As for my friends, they're not really clued in to how I manage my money. I just don't broadcast it. I have one friend who graduated last year, and even though she's working, she's not saving. She keeps saying, "I'll save later." But I don't really step in and say anything; I think everyone has to have their own "aha" moment when it comes to money.
How my attitude has changed
I just started my senior year, and I'm aggressively looking for a job in biotechnology, hoping to make at least $50,000. I don't know if it's reasonable in terms of what to expect, but you've got to have goals! I plan to continue saving while working for two years, and then going back to school — probably med school. By the time I graduate this May, I'll hit my savings goal of $15,000 in my emergency savings. I plan on using that money to cover rent, so I can save most of what I make in my first job.

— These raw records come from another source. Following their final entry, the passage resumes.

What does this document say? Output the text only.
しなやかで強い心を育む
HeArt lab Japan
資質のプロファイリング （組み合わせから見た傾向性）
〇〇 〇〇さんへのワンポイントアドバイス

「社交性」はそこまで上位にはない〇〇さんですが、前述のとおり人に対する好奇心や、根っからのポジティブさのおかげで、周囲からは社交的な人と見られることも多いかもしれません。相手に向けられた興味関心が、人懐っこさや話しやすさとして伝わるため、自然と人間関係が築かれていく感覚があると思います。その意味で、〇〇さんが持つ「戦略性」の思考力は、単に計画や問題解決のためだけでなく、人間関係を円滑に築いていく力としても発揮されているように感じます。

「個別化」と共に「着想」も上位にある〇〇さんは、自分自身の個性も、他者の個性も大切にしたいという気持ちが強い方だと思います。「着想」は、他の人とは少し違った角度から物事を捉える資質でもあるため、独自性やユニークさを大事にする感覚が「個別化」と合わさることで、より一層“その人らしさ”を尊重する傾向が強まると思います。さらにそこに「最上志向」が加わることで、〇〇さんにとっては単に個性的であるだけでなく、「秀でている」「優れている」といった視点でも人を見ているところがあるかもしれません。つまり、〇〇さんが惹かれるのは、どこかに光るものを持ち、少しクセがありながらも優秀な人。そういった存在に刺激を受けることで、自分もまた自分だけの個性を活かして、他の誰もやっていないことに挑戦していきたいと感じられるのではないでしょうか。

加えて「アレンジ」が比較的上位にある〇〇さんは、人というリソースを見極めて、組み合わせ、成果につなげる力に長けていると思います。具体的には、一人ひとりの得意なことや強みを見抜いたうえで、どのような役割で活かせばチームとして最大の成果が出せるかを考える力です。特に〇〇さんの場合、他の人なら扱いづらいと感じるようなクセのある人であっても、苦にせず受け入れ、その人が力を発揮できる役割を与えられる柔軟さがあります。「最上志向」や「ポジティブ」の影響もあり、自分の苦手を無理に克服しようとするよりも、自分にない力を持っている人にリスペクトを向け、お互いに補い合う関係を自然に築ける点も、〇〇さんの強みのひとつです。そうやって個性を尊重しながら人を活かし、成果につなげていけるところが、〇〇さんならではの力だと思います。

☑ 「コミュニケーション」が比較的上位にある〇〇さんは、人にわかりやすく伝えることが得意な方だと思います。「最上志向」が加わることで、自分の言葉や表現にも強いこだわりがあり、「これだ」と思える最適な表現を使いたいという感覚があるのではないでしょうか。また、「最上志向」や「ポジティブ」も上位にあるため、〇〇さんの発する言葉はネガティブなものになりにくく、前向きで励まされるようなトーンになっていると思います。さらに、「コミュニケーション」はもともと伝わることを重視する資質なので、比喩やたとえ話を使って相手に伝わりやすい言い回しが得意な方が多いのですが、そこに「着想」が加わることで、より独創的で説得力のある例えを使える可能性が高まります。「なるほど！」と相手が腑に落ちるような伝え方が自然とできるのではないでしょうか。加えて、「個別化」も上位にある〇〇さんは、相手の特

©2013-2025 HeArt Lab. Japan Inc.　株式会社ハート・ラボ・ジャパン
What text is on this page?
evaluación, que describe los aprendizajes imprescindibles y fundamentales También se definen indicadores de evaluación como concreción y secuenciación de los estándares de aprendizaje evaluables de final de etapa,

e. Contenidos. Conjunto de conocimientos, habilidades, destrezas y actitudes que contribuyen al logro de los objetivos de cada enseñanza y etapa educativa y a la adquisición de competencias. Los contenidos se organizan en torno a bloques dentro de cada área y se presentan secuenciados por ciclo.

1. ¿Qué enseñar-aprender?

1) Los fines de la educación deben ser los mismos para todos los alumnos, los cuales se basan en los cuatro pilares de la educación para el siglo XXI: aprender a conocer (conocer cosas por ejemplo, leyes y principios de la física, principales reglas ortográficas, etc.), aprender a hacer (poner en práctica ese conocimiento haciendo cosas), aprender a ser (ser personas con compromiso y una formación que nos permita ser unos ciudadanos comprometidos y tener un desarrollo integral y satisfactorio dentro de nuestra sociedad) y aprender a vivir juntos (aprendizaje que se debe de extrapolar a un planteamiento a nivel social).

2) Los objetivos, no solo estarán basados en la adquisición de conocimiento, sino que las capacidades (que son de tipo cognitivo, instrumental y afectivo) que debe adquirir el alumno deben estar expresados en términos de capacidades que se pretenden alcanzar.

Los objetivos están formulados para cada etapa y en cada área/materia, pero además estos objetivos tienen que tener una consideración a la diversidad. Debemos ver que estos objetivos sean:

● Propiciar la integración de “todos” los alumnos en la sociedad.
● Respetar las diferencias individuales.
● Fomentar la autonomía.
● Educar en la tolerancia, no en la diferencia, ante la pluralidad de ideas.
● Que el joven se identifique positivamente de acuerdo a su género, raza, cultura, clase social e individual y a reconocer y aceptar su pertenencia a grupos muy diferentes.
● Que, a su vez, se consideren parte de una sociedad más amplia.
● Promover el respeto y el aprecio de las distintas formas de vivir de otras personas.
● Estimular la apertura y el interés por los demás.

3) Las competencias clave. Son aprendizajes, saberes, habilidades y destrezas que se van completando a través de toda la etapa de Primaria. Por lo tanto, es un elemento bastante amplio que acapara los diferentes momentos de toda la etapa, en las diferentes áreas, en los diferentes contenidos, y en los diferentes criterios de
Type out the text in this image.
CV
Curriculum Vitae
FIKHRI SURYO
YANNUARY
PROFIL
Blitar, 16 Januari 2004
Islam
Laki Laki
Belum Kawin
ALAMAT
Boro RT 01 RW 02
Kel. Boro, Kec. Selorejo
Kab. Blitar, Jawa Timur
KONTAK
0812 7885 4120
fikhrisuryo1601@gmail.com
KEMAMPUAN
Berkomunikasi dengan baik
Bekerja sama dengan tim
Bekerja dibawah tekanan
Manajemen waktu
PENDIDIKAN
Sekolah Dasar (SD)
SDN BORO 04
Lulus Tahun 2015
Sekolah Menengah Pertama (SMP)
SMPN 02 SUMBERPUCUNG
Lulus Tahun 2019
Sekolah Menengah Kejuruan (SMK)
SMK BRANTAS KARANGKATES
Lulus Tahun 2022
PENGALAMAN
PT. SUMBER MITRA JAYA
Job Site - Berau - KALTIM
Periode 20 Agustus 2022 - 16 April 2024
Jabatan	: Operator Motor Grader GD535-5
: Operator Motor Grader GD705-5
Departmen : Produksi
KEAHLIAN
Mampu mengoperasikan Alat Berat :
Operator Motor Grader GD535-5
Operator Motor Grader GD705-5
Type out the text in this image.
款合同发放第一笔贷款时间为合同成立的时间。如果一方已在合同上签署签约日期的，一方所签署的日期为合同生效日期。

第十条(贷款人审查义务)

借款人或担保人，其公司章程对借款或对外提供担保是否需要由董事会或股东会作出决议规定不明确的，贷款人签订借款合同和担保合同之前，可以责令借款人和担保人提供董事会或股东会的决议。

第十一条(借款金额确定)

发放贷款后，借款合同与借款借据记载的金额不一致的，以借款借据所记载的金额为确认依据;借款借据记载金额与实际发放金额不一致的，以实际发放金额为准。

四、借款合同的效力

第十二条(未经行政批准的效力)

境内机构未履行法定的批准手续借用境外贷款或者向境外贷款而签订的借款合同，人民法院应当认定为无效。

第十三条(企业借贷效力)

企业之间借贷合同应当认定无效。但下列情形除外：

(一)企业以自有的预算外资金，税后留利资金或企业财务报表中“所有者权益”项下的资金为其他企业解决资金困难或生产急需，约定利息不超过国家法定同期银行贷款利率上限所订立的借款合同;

What I've learned is that one's personal financial life is something that needs to be handled every day. It's like your kitchen sink: You need to wipe it down every day or else it becomes a mess. As a result of this, my outlook on money has shifted from a passive one to an active one.
I used to think about money as an annoyance I had to deal with — an unavoidable part of our society. Now I see it as something I can manage, control and use to advance myself. I now understand that investing energy in my personal finances improves the structure of my life.
It was hard at first to face how little I knew about my own finances, or accept that my life had been mostly reactionary to my own unconscious spending patterns. However, once I became aware of my patterns and how to either alter or eliminate the unnecessary ones, my life has become much less stressful than it ever was. I feel more in control of my life now.
I've always invested so much energy into building my career and now, by investing energy into my savings, I am also building my future.